Department of Biochemistry, Purdue University, West Lafayette, IN, United States; Purdue Center for Plant Biology, Purdue University, West Lafayette, IN, United States.
Department of Biochemistry, Purdue University, West Lafayette, IN, United States; Purdue Center for Plant Biology, Purdue University, West Lafayette, IN, United States.
Methods Enzymol. 2022;676:279-303. doi: 10.1016/bs.mie.2022.07.039. Epub 2022 Sep 22.
Untargeted liquid chromatography/mass spectrometry (LC-MS) can contribute a comprehensive and unbiased picture of the metabolic space of plants. These data can be used to quantify natural metabolite variation for genome wide association studies, to compare global metabolic responses from environmental or genetic perturbations, and to identify previously undescribed metabolites in Nature. A major limitation with untargeted metabolomics is the classification and identification of the thousands of metabolite features that can be detected in a single analytical run. Isotopic labeling improves the informational value of these datasets by categorizing metabolites as being derived from specific upstream precursors and/or to known metabolic pathways. When a C-labeled precursor is fed to either a plant or tissue, the downstream metabolites produced from it have a higher m/z value than the molecules in the pre-existing pool, generating an m/z peak pair that can be specifically identified within the MS data. This paper outlines methods and principles to consider when supplementing untargeted MS data with isotopic labeling, including how to choose the appropriate isotopic label, grow and feed plant tissues to maximize label uptake and incorporation into derivatives, optimize LC-MS methods, and interpret the resulting labeling data. Although the focus here is on annotation of amino acid-derived metabolites using LC-MS, we anticipate that the methods are generally adaptable to other precursors, plant species, and chromatographic approaches.
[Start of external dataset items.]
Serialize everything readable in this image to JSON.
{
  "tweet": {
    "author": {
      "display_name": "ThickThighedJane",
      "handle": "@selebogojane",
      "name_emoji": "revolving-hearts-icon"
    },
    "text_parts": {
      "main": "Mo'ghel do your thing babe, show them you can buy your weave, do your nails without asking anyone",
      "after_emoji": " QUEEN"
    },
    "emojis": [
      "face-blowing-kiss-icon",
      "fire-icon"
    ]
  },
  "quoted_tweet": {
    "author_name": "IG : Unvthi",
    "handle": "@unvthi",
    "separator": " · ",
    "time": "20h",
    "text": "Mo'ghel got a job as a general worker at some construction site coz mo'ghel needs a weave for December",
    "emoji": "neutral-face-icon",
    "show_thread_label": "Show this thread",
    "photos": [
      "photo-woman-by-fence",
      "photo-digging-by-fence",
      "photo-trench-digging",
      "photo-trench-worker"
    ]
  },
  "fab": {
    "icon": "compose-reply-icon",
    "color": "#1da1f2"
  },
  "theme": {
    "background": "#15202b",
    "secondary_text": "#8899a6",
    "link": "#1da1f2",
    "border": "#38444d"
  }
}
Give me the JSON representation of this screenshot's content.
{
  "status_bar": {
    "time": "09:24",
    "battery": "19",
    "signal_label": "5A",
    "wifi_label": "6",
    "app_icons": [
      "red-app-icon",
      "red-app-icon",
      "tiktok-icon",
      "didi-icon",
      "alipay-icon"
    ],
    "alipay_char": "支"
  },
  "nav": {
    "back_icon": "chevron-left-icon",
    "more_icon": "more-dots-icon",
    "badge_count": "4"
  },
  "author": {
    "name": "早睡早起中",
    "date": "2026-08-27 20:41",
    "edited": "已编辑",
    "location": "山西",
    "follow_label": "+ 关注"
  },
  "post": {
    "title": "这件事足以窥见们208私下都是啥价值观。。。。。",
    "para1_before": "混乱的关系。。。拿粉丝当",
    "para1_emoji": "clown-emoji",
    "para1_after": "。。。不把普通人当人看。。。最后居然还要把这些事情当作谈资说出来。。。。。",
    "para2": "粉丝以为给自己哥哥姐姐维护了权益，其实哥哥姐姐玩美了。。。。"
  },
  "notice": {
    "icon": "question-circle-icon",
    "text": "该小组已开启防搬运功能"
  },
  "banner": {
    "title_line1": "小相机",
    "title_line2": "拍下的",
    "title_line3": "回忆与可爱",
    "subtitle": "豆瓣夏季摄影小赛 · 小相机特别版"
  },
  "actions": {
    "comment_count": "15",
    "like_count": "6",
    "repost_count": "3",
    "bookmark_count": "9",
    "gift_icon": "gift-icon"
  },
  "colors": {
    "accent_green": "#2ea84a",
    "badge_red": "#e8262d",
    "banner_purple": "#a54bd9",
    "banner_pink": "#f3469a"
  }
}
非靶向液相色谱/质谱(LC-MS)可以提供植物代谢空间的全面、无偏的图谱。这些数据可用于对全基因组关联研究中的天然代谢物变异进行定量,比较环境或遗传扰动引起的全局代谢反应,并鉴定自然界中以前未描述的代谢物。非靶向代谢组学的一个主要限制是对数千种在单个分析运行中可检测到的代谢物特征进行分类和鉴定。同位素标记通过将代谢物分类为源自特定上游前体和/或已知代谢途径,提高了这些数据集的信息价值。当向植物或组织中添加 C 标记的前体时,由其产生的下游代谢物的 m/z 值比现有池中的分子高,从而在 MS 数据中生成可特异性识别的 m/z 峰对。本文概述了在用同位素标记补充非靶向 MS 数据时需要考虑的方法和原则,包括如何选择合适的同位素标记物、如何种植和喂养植物组织以最大程度地提高标记物的摄取和转化为衍生物、优化 LC-MS 方法以及解释所得标记数据。虽然这里的重点是使用 LC-MS 注释氨基酸衍生代谢物,但我们预计这些方法通常适用于其他前体、植物物种和色谱方法。